The snow storm changed their flight schedule in Raleigh, they didn’t have any ice time yesterday, and Rick Nash was out of the lineup.
But when your team in only four points away from losing a playoff spot, there is no room for excuses.
Plain and simple, the Rangers beat themselves with a lack of effort and focus.
Contrary to their game in Carolina, the Blueshirts had no fore check, made too many passes, and couldn’t capitalize on a couple of slam dunk opportunities.
Kevin Hayes was the first culprit when he missed a centering pass in front of a wide open net. It looked like the puck may have bounced a bit, but he missed nonetheless.
I’ve given Kevin Hayes a hard time lately, and he reminded me why today.
After taking a big hit from Erik Karlsson in the first period (and a clean on at that), Hayes stands still and looks for a call from the refs, rather than getting back in the play.
This reaction is inexcusable.
Hayes should have gotten right up and kept his feet moving. Instead what we saw was the soft, diva-ish version of Kevin Hayes that has plagued the Rangers lineup this season.
Tanner Glass also missed a gimme opportunity, and on an almost identical play as Hayes. If both of these players cashed in on these opportunities the game could have looked very different.
I would love to see what the Rick Nash haters have to say after today’s game, because he was sorely missed. His strong fore check and play making ability is exactly what the Rangers needed today.
This game was a perfect example of why Nash is so important, even when he isn’t scoring.
When did sliding on the ice become the go-to play over taking the body?
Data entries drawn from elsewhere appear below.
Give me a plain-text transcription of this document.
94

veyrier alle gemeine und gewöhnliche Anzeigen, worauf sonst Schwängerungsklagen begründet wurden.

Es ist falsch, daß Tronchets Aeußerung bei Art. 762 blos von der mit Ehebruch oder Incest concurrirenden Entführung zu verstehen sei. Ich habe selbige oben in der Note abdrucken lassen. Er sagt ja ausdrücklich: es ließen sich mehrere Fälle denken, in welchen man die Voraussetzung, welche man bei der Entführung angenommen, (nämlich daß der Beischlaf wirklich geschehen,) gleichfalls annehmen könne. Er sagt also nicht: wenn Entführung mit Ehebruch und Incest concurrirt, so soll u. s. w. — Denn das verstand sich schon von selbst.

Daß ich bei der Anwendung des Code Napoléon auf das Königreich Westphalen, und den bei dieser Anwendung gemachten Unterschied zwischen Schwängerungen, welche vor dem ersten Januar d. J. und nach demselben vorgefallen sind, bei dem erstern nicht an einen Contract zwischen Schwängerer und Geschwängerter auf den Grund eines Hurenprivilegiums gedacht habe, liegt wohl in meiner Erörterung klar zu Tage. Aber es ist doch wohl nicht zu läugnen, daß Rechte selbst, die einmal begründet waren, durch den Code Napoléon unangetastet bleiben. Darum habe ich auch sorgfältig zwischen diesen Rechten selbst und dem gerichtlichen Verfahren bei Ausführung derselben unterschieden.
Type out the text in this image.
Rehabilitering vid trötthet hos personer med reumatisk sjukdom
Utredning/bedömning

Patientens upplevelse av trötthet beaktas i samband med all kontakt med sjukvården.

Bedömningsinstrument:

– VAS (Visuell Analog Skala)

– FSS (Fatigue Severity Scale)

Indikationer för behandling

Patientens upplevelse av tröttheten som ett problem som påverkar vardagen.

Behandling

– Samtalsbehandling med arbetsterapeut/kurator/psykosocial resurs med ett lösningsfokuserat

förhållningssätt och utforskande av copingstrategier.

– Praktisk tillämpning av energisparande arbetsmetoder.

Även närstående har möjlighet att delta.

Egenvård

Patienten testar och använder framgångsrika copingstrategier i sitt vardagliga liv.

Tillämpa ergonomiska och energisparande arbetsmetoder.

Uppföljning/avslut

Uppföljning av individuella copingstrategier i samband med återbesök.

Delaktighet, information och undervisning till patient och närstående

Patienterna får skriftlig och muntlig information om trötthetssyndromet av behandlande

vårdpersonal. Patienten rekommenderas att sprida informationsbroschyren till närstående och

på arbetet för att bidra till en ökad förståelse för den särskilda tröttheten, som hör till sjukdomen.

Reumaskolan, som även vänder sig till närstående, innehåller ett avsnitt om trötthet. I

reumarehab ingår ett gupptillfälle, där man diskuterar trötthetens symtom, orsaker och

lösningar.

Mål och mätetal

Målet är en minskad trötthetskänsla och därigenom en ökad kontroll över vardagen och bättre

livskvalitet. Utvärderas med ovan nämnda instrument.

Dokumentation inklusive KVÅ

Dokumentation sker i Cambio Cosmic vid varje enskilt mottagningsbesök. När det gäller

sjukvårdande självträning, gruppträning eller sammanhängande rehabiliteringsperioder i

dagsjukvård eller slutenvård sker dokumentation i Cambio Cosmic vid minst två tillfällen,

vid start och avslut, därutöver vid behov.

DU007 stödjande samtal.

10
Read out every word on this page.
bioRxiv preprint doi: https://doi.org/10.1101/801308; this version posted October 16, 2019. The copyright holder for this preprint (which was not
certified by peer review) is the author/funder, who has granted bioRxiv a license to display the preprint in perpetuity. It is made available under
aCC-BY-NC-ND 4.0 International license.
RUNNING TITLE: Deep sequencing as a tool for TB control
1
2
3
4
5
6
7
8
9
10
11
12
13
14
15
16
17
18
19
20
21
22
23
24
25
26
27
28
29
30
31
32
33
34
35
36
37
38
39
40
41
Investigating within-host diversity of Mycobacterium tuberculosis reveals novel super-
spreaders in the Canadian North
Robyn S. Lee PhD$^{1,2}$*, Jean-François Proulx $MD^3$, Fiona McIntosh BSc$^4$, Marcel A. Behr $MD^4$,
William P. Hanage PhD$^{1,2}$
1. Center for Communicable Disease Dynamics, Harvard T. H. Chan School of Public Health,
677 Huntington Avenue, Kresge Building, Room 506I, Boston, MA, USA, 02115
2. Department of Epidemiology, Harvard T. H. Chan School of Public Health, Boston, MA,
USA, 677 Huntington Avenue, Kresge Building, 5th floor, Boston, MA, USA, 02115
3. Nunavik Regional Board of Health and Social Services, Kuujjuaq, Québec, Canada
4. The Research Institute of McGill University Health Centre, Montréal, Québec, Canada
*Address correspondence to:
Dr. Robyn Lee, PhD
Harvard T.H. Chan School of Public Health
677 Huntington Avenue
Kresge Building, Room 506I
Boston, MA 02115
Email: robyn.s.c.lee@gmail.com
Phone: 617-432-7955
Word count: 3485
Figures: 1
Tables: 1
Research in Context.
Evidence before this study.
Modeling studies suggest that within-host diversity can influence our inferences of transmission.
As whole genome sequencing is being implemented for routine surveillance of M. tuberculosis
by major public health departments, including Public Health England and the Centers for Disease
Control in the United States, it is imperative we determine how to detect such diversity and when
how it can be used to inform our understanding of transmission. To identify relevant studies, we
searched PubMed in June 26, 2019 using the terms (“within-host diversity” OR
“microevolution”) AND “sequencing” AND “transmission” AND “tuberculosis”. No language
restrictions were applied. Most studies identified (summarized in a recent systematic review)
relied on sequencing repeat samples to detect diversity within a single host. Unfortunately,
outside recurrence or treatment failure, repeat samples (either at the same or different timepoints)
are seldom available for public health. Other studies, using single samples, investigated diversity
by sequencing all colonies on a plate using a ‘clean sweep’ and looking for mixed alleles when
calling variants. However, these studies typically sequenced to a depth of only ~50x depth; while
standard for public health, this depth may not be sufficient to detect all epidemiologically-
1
That is exactly what Dan Girardi did on Ottawa’s second goal.
It is a horrible play for a two reasons: it allows the shooter to make a play uncontested and it potentially screens your goaltender.
It becomes harder and harder to defend Girardi when he makes plays like this, especially for a player that is usually so physical. Even if Girardi didn’t make contact with Mike Hoffman, stepping up to him would have been a much better move.
The only time the Rangers had jump was on the power play, but they weren’t able to convert on with the advantages. While the puck movement was good overall, the “too many passes” bug came back to bite the Blueshirts today.
The Rangers will have an opportunity to right their wrongs tomorrow when they take on the Buffalo Sabers at Madison Square Garden.